Kiabi

Longue descente aux enfers de Vivarte

Publié par Yves - publié le 30 Nov, -1
Une piste que les financiers des grandes chaines devraient méditer.

La Halle poursuit sa longue hémorragie et le groupe vend les bijoux de famille, André et Naf Naf. Vivarte a perdu 5000 postes depuis 2015.
A ce jour, Vivarte possède André, Minelli, San Marina, Pataugas, Caroll, Kookai, Chevignon, Naf Naf, La Halle, Besson… Les salariés sont évidemment en droit de se demander ce que l’avenir leur réserve. Dans le contexte économique difficile que nous connaissons, les enseignes moyen de gamme souffrent.

Les raisons sont multiples. On accuse la conjoncture, la météo, la politique, le Brexit et bientôt Trump. Mais dans le monde du commerce, la réussite est due essentiellement à un facteur. La correspondance entre ce que le consommateur attend et l’offre qui lui est faite.
Si Zara ou H&M marchent bien, si Ikea poursuit son développement, c’est parce qu’ils proposent des services, des produits, une mode, un design et des prix que le consommateur plébiscite. Si Nespresso est parvenu a imposer son concept c’est parce que cela correspond à une demande, voire à un rêve. Si André, la Halle rament, c’est parce que le public ne se reconnait plus dans cet emballage.
Kiabi poursuit son développement et la Halle continue de couler. Alors que la clientèle des deux enseignes est proche. Il n’y a donc pas que la conjoncture.

Si quelques enseignes puissantes trouvent leurs marques comme ZARA, H&M, Kiabi, Gemo ou Décathlon, si les marques de luxe s’en sortent plutôt bien, à l’instar de Chanel, Hermes, Vuitton…, c’est parce qu’elles apportent des réponses précises à la demande des consommateurs.

En quelques années, de grandes marques portées au nues par les consommateurs ont disparu. Et pas seulement dans le domaine du prêt à porter. Les causes naturellement sont variées, mais il est clair que le commerce ne cesse d’évoluer.

Schott, Van Dutch, Poivre Blanc, Fila, Bata, Ellesse, Kappa, Moulinex, Nokia, Prisunic, Kodak, Tang, Treets, Chambourcy, Olida, Mammouth, Itineris, les piles Wonder, Simca, Talbot, Panhard, Jouef, Virgin Megastore, Felix Potin et bientôt la Halle, André, Chevignon et des marques étrangères vont également quitter le territoire, comme Mark & Spencer, Banana Republic…

Les marques moyen de gamme qui n’apportent pas un service, une notoriété, une créativité, un marketing ciblé souffrent de plus en plus. L’emplacement n’est plus un gage de réussite. La valse des magasins dans les centres commerciaux et les rues piétonnes illustrent bien l’importance de l’offre « différenciante ». Le prix est naturellement un élément important. Encore faut-il que les collections correspondent à ce que le client attend. H&M ou Gemo réussissent chacun sur un créneau très différent de la mode.

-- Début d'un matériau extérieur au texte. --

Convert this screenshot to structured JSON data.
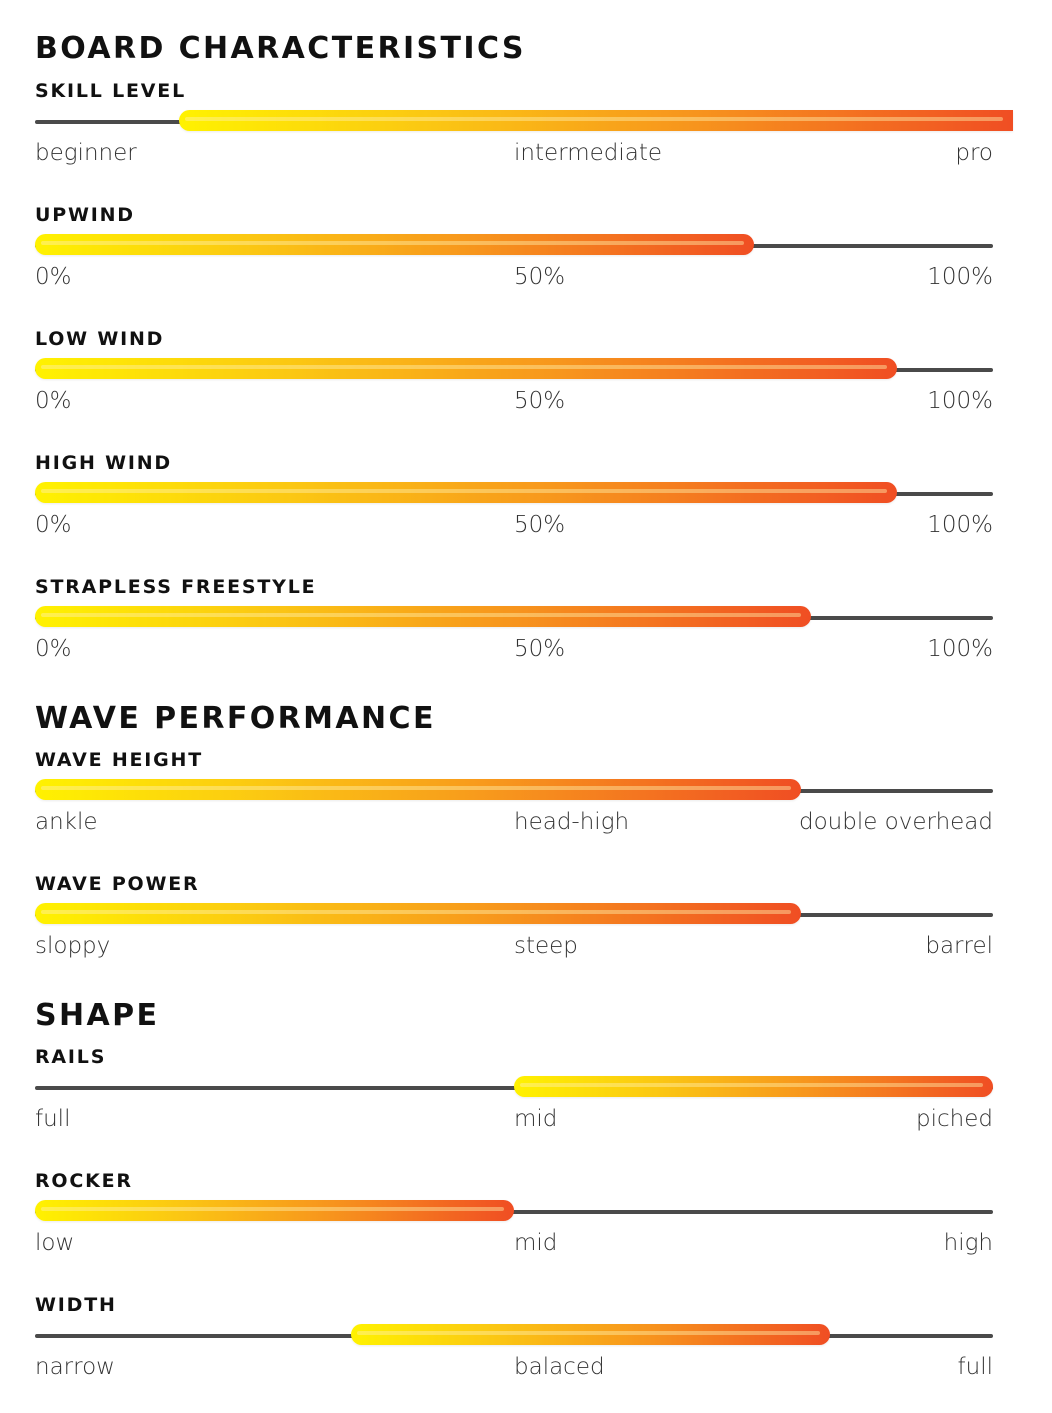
{
  "sections": {
    "board": {
      "title": "BOARD CHARACTERISTICS"
    },
    "wave": {
      "title": "WAVE PERFORMANCE"
    },
    "shape": {
      "title": "SHAPE"
    }
  },
  "metrics": {
    "skill_level": {
      "label": "SKILL LEVEL",
      "scale": [
        "beginner",
        "intermediate",
        "pro"
      ],
      "range": [
        0.15,
        1.0
      ]
    },
    "upwind": {
      "label": "UPWIND",
      "scale": [
        "0%",
        "50%",
        "100%"
      ],
      "range": [
        0.0,
        0.75
      ]
    },
    "low_wind": {
      "label": "LOW WIND",
      "scale": [
        "0%",
        "50%",
        "100%"
      ],
      "range": [
        0.0,
        0.9
      ]
    },
    "high_wind": {
      "label": "HIGH WIND",
      "scale": [
        "0%",
        "50%",
        "100%"
      ],
      "range": [
        0.0,
        0.9
      ]
    },
    "strapless_freestyle": {
      "label": "STRAPLESS FREESTYLE",
      "scale": [
        "0%",
        "50%",
        "100%"
      ],
      "range": [
        0.0,
        0.81
      ]
    },
    "wave_height": {
      "label": "WAVE HEIGHT",
      "scale": [
        "ankle",
        "head-high",
        "double overhead"
      ],
      "range": [
        0.0,
        0.8
      ]
    },
    "wave_power": {
      "label": "WAVE POWER",
      "scale": [
        "sloppy",
        "steep",
        "barrel"
      ],
      "range": [
        0.0,
        0.8
      ]
    },
    "rails": {
      "label": "RAILS",
      "scale": [
        "full",
        "mid",
        "piched"
      ],
      "range": [
        0.5,
        1.0
      ]
    },
    "rocker": {
      "label": "ROCKER",
      "scale": [
        "low",
        "mid",
        "high"
      ],
      "range": [
        0.0,
        0.5
      ]
    },
    "width": {
      "label": "WIDTH",
      "scale": [
        "narrow",
        "balaced",
        "full"
      ],
      "range": [
        0.33,
        0.83
      ]
    }
  },
  "colors": {
    "gradient_start": "#fff200",
    "gradient_end": "#f04e23",
    "track": "#4a4a4a"
  }
}
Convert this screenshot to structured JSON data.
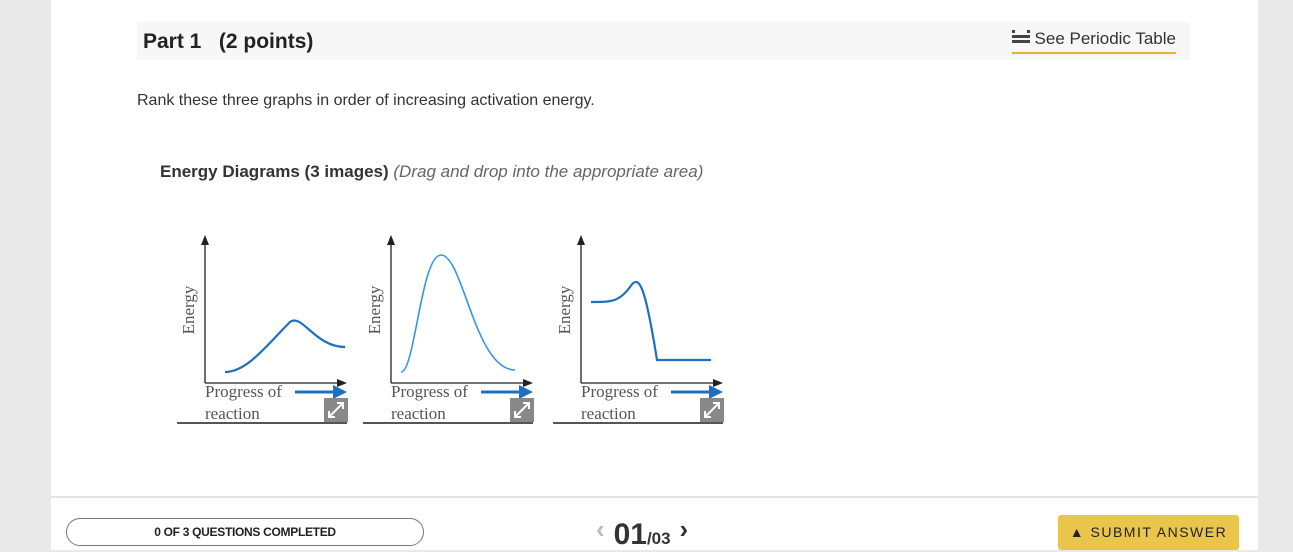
{
  "header": {
    "part": "Part 1",
    "points": "(2 points)",
    "link": "See Periodic Table"
  },
  "question": "Rank these three graphs in order of increasing activation energy.",
  "images": {
    "title": "Energy Diagrams (3 images)",
    "instruction": "(Drag and drop into the appropriate area)",
    "items": [
      {
        "y_label": "Energy",
        "x_label_line1": "Progress of",
        "x_label_line2": "reaction"
      },
      {
        "y_label": "Energy",
        "x_label_line1": "Progress of",
        "x_label_line2": "reaction"
      },
      {
        "y_label": "Energy",
        "x_label_line1": "Progress of",
        "x_label_line2": "reaction"
      }
    ]
  },
  "footer": {
    "progress": "0 OF 3 QUESTIONS COMPLETED",
    "current": "01",
    "total": "/03",
    "submit": "SUBMIT ANSWER"
  }
}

Une piste que les financiers des grandes chaines devraient méditer.

Dans chaque entreprise qui se crée, dans chaque marque, enseigne qui réussit, il y a des équipes de style, des dirigeants inspirés, des leaders qui mobilisent l’entreprise, les équipes, qui ont le sens et la passion du produit. Il y a un savoir-faire que le financier ne maitrise pas et qui n’entre pas dans un tableur EXEL.